The proposal to amend the provisions also come against the backdrop of the government planning to sell stakes in more companies.
Noting that strategic disinvestment of PSUs is at variance with privately executed agreements, Sebi in the consultation paper said the announcement of private transactions is made only upon execution of binding agreements and thus there is not much impact on the traded price of such target companies.
In the case of PSUs’ strategic disinvestment, “Information comes in the public domain at the time of Cabinet approval and subsequent announcements are also made at different stages and thus the market price of the PSU concerned gets highly susceptible to such developments”, it noted.

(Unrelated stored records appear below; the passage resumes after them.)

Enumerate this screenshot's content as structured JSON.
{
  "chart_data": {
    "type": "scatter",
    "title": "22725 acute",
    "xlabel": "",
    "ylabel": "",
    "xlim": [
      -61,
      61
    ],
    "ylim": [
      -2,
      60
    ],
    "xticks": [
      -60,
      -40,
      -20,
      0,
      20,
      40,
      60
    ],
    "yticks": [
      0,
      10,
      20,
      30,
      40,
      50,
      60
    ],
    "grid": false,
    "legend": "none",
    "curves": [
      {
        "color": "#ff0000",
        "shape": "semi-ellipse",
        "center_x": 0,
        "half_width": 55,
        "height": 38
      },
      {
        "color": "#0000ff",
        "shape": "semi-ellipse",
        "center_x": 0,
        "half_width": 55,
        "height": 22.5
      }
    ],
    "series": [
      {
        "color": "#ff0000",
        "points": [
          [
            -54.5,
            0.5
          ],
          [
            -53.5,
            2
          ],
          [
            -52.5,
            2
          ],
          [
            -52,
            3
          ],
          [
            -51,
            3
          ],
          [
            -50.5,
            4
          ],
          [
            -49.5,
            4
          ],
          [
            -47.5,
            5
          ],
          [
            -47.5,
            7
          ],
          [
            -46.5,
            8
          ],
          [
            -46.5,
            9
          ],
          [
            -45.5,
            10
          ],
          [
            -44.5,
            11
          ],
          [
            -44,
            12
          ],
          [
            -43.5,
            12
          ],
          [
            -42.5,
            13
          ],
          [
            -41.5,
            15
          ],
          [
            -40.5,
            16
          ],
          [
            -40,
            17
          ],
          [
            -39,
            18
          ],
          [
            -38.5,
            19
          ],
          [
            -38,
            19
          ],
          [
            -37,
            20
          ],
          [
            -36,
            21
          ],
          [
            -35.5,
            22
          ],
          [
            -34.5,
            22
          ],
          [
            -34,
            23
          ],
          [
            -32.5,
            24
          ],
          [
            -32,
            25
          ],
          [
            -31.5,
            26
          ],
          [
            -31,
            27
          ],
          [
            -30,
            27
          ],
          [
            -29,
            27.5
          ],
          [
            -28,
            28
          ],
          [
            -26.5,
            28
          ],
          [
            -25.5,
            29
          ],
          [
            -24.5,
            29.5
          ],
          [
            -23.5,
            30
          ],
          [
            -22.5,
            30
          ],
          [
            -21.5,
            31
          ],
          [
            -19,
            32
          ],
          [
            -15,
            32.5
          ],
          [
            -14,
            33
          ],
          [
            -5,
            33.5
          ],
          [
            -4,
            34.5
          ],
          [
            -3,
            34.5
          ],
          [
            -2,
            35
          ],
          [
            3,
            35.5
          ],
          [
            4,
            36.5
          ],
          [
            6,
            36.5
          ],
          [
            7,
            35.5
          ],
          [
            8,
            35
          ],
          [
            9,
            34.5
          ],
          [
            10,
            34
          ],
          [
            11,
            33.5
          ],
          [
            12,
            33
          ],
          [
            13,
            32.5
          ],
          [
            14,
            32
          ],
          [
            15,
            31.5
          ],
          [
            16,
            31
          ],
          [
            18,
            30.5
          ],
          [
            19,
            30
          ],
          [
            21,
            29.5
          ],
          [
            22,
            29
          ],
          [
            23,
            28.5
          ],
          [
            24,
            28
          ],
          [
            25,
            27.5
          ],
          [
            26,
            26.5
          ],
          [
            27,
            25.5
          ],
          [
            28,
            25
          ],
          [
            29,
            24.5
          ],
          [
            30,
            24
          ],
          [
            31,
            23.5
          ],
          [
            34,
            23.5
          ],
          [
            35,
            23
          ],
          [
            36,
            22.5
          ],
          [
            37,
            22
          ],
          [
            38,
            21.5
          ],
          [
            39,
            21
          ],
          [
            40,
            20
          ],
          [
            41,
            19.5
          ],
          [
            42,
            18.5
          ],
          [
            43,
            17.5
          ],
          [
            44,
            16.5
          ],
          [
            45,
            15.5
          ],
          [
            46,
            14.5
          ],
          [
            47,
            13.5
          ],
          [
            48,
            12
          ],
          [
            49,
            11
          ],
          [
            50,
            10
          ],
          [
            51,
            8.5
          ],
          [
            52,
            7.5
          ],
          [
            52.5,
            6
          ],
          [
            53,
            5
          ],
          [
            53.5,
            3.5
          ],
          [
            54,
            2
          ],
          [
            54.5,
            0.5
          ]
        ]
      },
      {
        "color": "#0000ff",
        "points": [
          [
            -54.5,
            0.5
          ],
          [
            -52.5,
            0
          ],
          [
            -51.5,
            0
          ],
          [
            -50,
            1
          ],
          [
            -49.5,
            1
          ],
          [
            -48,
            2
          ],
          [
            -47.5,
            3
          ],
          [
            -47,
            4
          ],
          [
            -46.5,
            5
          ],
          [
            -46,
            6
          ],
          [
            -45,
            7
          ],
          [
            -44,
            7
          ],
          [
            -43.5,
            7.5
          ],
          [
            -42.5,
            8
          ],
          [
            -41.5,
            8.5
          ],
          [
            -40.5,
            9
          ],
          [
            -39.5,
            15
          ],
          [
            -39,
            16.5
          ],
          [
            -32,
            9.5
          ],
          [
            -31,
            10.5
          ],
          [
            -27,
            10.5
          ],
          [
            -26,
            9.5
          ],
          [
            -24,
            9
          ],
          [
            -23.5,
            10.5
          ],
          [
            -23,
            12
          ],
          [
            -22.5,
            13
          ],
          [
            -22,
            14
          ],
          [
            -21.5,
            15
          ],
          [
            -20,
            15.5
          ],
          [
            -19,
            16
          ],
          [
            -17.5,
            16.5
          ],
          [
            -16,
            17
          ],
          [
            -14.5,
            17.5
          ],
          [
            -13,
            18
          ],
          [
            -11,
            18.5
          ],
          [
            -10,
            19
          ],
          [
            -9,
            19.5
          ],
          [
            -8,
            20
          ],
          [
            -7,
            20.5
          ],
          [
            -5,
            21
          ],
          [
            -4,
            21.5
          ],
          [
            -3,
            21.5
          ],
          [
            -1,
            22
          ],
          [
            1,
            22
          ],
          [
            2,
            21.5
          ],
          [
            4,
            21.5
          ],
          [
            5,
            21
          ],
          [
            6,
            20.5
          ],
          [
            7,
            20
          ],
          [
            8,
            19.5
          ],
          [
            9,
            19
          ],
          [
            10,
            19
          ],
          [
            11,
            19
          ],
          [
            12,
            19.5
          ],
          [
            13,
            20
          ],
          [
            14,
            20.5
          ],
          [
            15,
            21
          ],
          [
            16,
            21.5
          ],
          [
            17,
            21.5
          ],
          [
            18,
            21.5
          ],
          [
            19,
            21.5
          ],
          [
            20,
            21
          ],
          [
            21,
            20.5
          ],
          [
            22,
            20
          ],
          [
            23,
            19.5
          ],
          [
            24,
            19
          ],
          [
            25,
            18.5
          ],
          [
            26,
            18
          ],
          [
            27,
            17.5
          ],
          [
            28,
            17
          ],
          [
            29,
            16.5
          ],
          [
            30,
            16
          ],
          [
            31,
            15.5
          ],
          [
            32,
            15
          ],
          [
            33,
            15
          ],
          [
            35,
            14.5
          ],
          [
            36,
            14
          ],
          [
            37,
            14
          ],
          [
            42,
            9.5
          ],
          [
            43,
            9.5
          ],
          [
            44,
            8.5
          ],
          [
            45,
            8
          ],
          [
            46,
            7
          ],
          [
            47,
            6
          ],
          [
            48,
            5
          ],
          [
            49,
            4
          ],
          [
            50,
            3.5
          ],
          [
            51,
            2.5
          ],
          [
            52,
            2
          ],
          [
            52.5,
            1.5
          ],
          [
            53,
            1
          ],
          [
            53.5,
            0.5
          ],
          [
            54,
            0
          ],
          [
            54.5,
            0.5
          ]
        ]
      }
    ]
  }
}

For such stake sales, the acquirer will be identified only after the shortlisting of bidders, which may be months or years late since the date when the information was first in the public domain.
As a result, “the prospective acquirer shall be chasing a moving open offer price as the market price tends to rise pursuant to announcement of the divestment and various stages thereafter and thus its liability for open offer obligations may constantly increase till the execution of agreement of the PSU with the acquirer,” the consultation paper issued on Friday said.
The issue was discussed by Sebi’s Primary Market Advisory Committee.
Now, the regulator has proposed that “in case of disinvestment of PSU companies, the requirement of 60 days’ volume-weighted average market price-based parameter for calculation of offer price, may be dispensed with”.
In case such PSU companies have stakes in other companies and due to such disinvestments an indirect acquisition is triggered, the requirement of 60 days’ volume-weighted average market price-based parameter can also be dispensed with, as per Sebi.
“The acquirer shall disclose upfront the negotiated price for both direct acquisition as well for indirect acquisition,” it added.